Alguém que leu este texto e que leu o Carteiro de Pablo Neruda, apontou que a caracterização da minha Rosa era muito semelhante à da Rosa do outro livro. Cabe-me dizer que é pura coincidência, pois infelizmente nunca li tal livro. Mas hei de ler.

Saber a mar

“Se queres aprender a rezar, vai para o mar.” Provérbio

Sei de cor a cor do teu nome. Desenhei-o, escrevendo-o vezes sem conta em letras redondas, numa letra que só quem escreveu sabe ler, nas linhas do horizonte, na pauta das ondas a quebrar e da maré a vazar e a encher, numa vela imaginária que cacei hoje e ontem para amanhã não te esquecer quando acordar. Dei nós que fiz e desfiz e voltei a fazer para uma manta de retalhos que me vai aquecer nas horas da espera para te ver... Dou-te poemas de amor que são gotas de um oceano que na noite escura mergulham em turbilhão nas notas de um grito de espuma que me leva a navegar além do vento e da dor. Ao longe, outras paisagens suspiram, balançando entre mim e a sombra tua já ida com o passar do navio que partiu para novas margens atracar. E neste mar em que te perdeste quando te perdi, e no sol e sal que eu quero de volta para me sentar na areia fina e sentir nas minhas mãos como em tempos a ti, não há pirata que descubra nas ilhas da saudade vestígios de que sofreste quando te vi partir. Há-de vir um mar chão capaz de dobrar esta tormenta que faz o teu nome pairar como neblina cerrada no céu da minha solidão.
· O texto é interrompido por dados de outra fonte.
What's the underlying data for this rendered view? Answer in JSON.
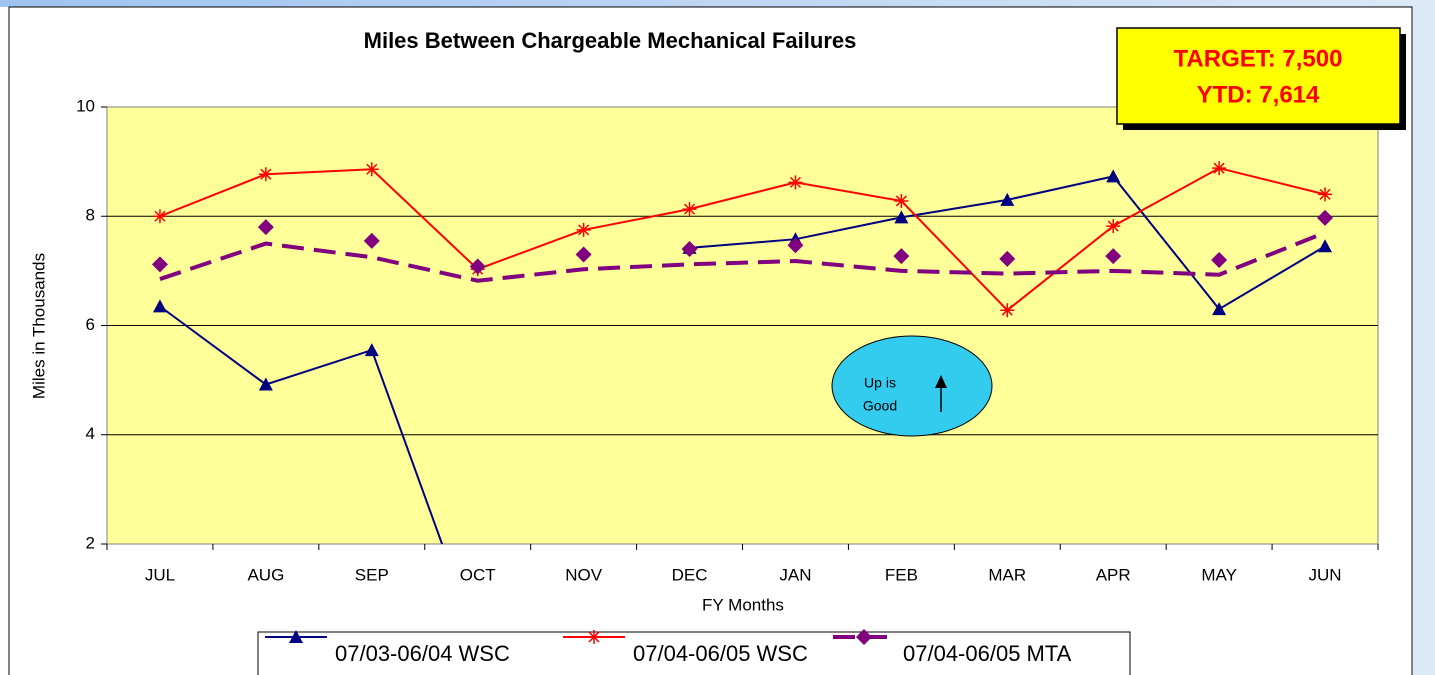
{
  "chart_data": {
    "type": "line",
    "title": "Miles Between Chargeable Mechanical Failures",
    "y_label": "Miles in Thousands",
    "x_label": "FY Months",
    "categories": [
      "JUL",
      "AUG",
      "SEP",
      "OCT",
      "NOV",
      "DEC",
      "JAN",
      "FEB",
      "MAR",
      "APR",
      "MAY",
      "JUN"
    ],
    "series": [
      {
        "name": "07/03-06/04 WSC",
        "color": "#000080",
        "marker": "triangle",
        "values": [
          6.35,
          4.92,
          5.55,
          0.2,
          null,
          7.42,
          7.58,
          7.98,
          8.3,
          8.73,
          6.3,
          7.45
        ]
      },
      {
        "name": "07/04-06/05 WSC",
        "color": "#ff0000",
        "marker": "asterisk",
        "values": [
          8.0,
          8.77,
          8.86,
          7.03,
          7.75,
          8.13,
          8.62,
          8.28,
          6.28,
          7.82,
          8.88,
          8.4
        ]
      },
      {
        "name": "07/04-06/05 MTA",
        "color": "#800080",
        "marker": "diamond",
        "values": [
          7.12,
          7.8,
          7.55,
          7.08,
          7.3,
          7.4,
          7.47,
          7.27,
          7.22,
          7.27,
          7.2,
          7.97
        ],
        "line_values": [
          6.85,
          7.5,
          7.25,
          6.82,
          7.03,
          7.12,
          7.18,
          7.0,
          6.95,
          7.0,
          6.93,
          7.7
        ]
      }
    ],
    "ylim": [
      2,
      10
    ],
    "yticks": [
      2,
      4,
      6,
      8,
      10
    ],
    "grid": true,
    "target_box": [
      "TARGET: 7,500",
      "YTD: 7,614"
    ],
    "note": [
      "Up is",
      "Good"
    ]
  }
}
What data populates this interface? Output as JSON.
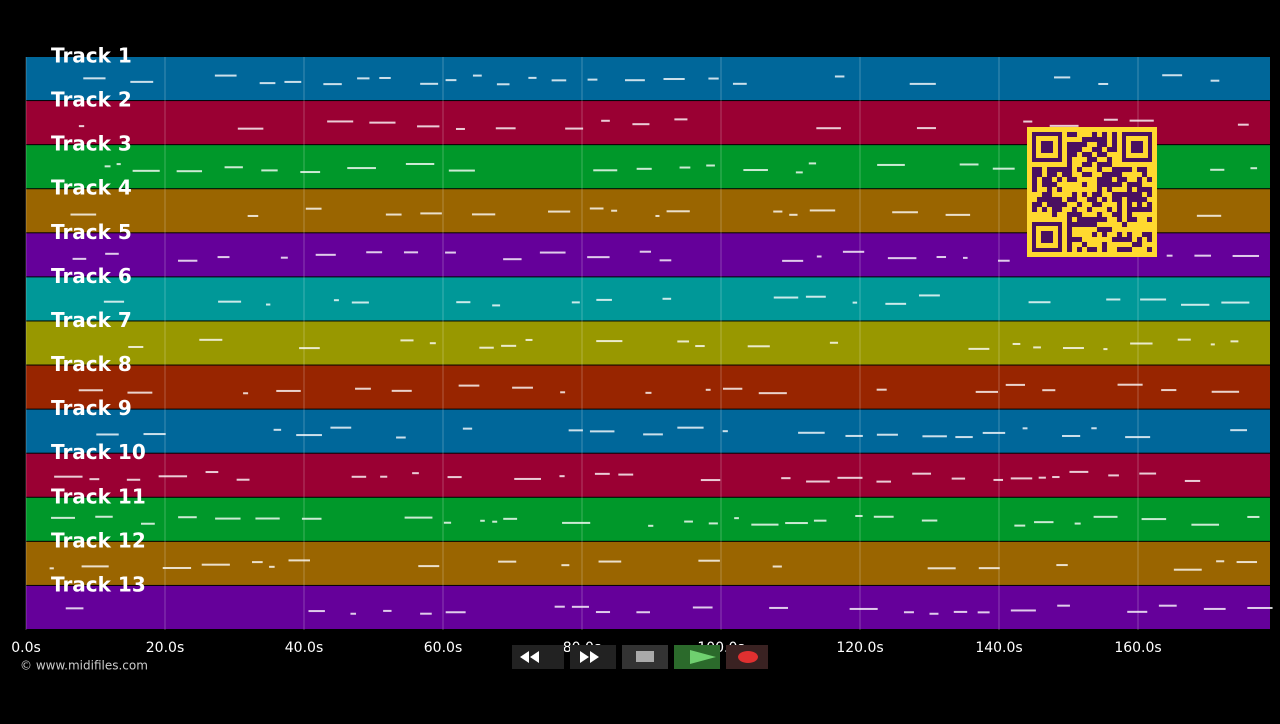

E depois da sétima onda, não restará gaivota em terra ou marinheiro perdido com medo do castigo que os audazes levam do mar e, quem sabe, te chegue a mensagem que há muito embarquei na garrafa da esperança de te reencontrar e contigo ficar. O teu nome, o teu nome é azul. De um azul tão cristalino como os mares do sul. E eu… Eu só quero ser o verde que te espera no fundo de uma planície, no topo de uma montanha, a cada entardecer.